We read with our jaws dropped open Bush's statements during a press conference today that show how he trudges ahead with comments that ignore reality. He recently said that he kept talking about social security in order to "catapult the propaganda" (We imagine his handlers took him task for that to tell him that he should never admit that he is attempting to spread propaganda). He seems to believe that if he says nonsense enough times, people will believe it without investigating whether it is true. And certainly, "you can fool all of the people some of the time" but you can't fool all the people all the time, despite Bush's packaged tripe. Comments on the article
"It's an absurd allegation. The United States is a country that promotes freedom around the world," Bush said of the Amnesty International report that compared Guantanamo to a Soviet-era gulag.The US is not promoting freedom when there are prisoners in Guantanemo who are being held without trial, and whom the Bush administration did not want to give a trial but hold them indefinitely, forever. The US is also not promoting freedom when they occupy countries such as Iraq, including resident military bases in a large number of countries.
In a Rose Garden news conference, Bush defiantly stood by his domestic policy agenda while defending his actions abroad. He repeatedly pledged to press ahead — "The president has got to push, he's got to keep leading" — despite mounting criticism. When does a person stop being called persistent in the face of failure and instead, dogmatic, stubborn and incalcitrant? Remember the analogy last year of Bush driving a car off a cliff, refusing to change directions even when it meant certain problems?

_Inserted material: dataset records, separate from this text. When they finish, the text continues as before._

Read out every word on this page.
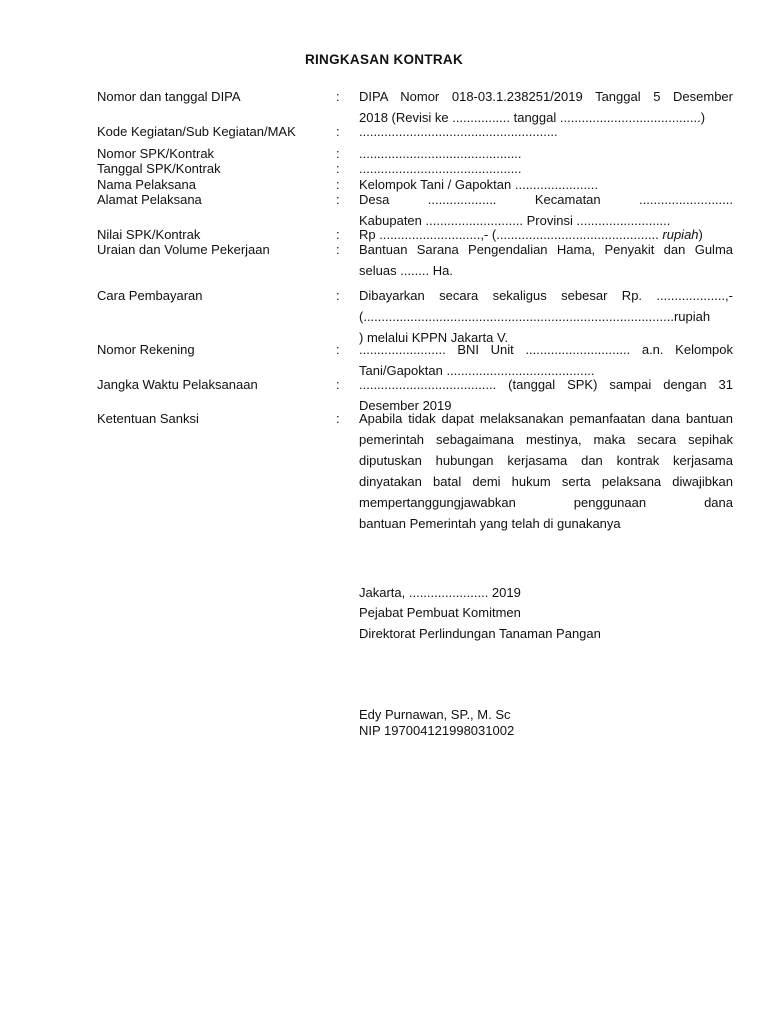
RINGKASAN KONTRAK
Nomor dan tanggal DIPA	: DIPA Nomor 018-03.1.238251/2019 Tanggal 5 Desember
2018 (Revisi ke ................ tanggal .......................................)
Kode Kegiatan/Sub Kegiatan/MAK	: .......................................................
Nomor SPK/Kontrak	: .............................................
Tanggal SPK/Kontrak	: .............................................
Nama Pelaksana	: Kelompok Tani / Gapoktan .......................
Alamat Pelaksana	: Desa ................... Kecamatan ..........................
Kabupaten ........................... Provinsi ..........................
Nilai SPK/Kontrak	: Rp ............................,- (............................................. rupiah)
Uraian dan Volume Pekerjaan	: Bantuan Sarana Pengendalian Hama, Penyakit dan Gulma
seluas ........ Ha.
Cara Pembayaran	: Dibayarkan secara sekaligus sebesar Rp. ...................,- (......................................................................................rupiah
) melalui KPPN Jakarta V.
Nomor Rekening	: ........................ BNI Unit ............................. a.n. Kelompok
Tani/Gapoktan .........................................
Jangka Waktu Pelaksanaan	: ...................................... (tanggal SPK) sampai dengan 31
Desember 2019
Ketentuan Sanksi	: Apabila tidak dapat melaksanakan pemanfaatan dana bantuan pemerintah sebagaimana mestinya, maka secara sepihak diputuskan hubungan kerjasama dan kontrak kerjasama dinyatakan batal demi hukum serta pelaksana diwajibkan mempertanggungjawabkan penggunaan dana
bantuan Pemerintah yang telah di gunakanya
Jakarta, ...................... 2019
Pejabat Pembuat Komitmen
Direktorat Perlindungan Tanaman Pangan
Edy Purnawan, SP., M. Sc
NIP 197004121998031002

With the death toll climbing daily in Iraq, he said that nation's fledging government is "plenty capable" of defeating insurgents whose attacks on Iraqi civilians and U.S. soldiers have intensified. Not only are they not defeating "insurgents" but there should be a re-evaluation by Americans as to whether, not counting car bombers, those who want the US to leave their country are "insurgents" or "patriots"-would the British during the Revolutionary War have called us insurgents?
"I think the Iraqi people dealt the insurgents a serious blow when we had the elections," Bush said. "In other words, what the insurgents fear is democracy because democracy is the opposition of their vision." This is utter rubbish. The Iraqi people do not fear democracy, they want to govern their own affairs.
On another foreign policy issue, Bush shot back at critics who suggest his diplomatic approach to North Korea is allowing the communist regime to expand its nuclear program. "If diplomacy is the wrong approach, I guess that means military. That's how I view it as either diplomacy or military. I am for the diplomacy approach," he said. "And for those who say we ought to be using our military to stop a problem, I would say that while all options are on the table, we've still got a ways to go to solve this diplomatically." That works for North Korea but the same tactic was not applied to Iraq? We already know from the Downing Street Memo and other comments from US government officials that the US had plans from the start of the Bush administration to invade Iraq, even though the intelligence on WMD was false and contradicted by officials before the war. If we applied the same yardstick to North Korea that we did to Iraq, we would have invaded that country as well, and how much more so, because we know they plan to create nuclear weapons, if they haven't already. Bush also is misleading when he says he uses diplomacy-nonsense, we have military bases all over the world, and we pay other countries through our taxes to build up their military to work with us (as in the Caspian pipeline).
On the Amnesty International report, Bush said, "It seemed like to me they based some of their decisions on the word of the allegations by people who were held in detention, people who hate America." Bush would have preferred that Amnesty International and the International Red Cross not have access or interview any prisoners at all? What he says in this sentence is nonsensical and dismisses any legitimacy of any conversation at all from a prisoner. Assume that the torture stories are true-if the prisoners did not speak up about them to authorities, no one would know-the US government wasn't telling (in fact was surprised that the Abu Ghraib photos got out to the public). To believe the opposite is to believe that no one has been tortured, that all are treated fairly, and no innocent ever gets put in prison. We know that is not the case, (witness Gen Myers telling Rumsfeld not to tell Congress that he had seen the Abu Ghraib photos) and for Bush to say that anyone that speaks up about prison conditions "hates America" shows his own ignorance. Maybe he should have studied harder in school.
Despite democratic opposition and Republican skittishness about his plans for Social Security, he said he would push forward. "It's like water cutting through a rock. I'm going to keep working and working and working," he said. Bush, as said in a different article, has a "tin ear". Despite Congress not being on board with him, and despite his ratings for social security going down the more people hear him talk about it and realise what he's saying, he won't give up. I don't call that water on a rock, I call that water on his brain.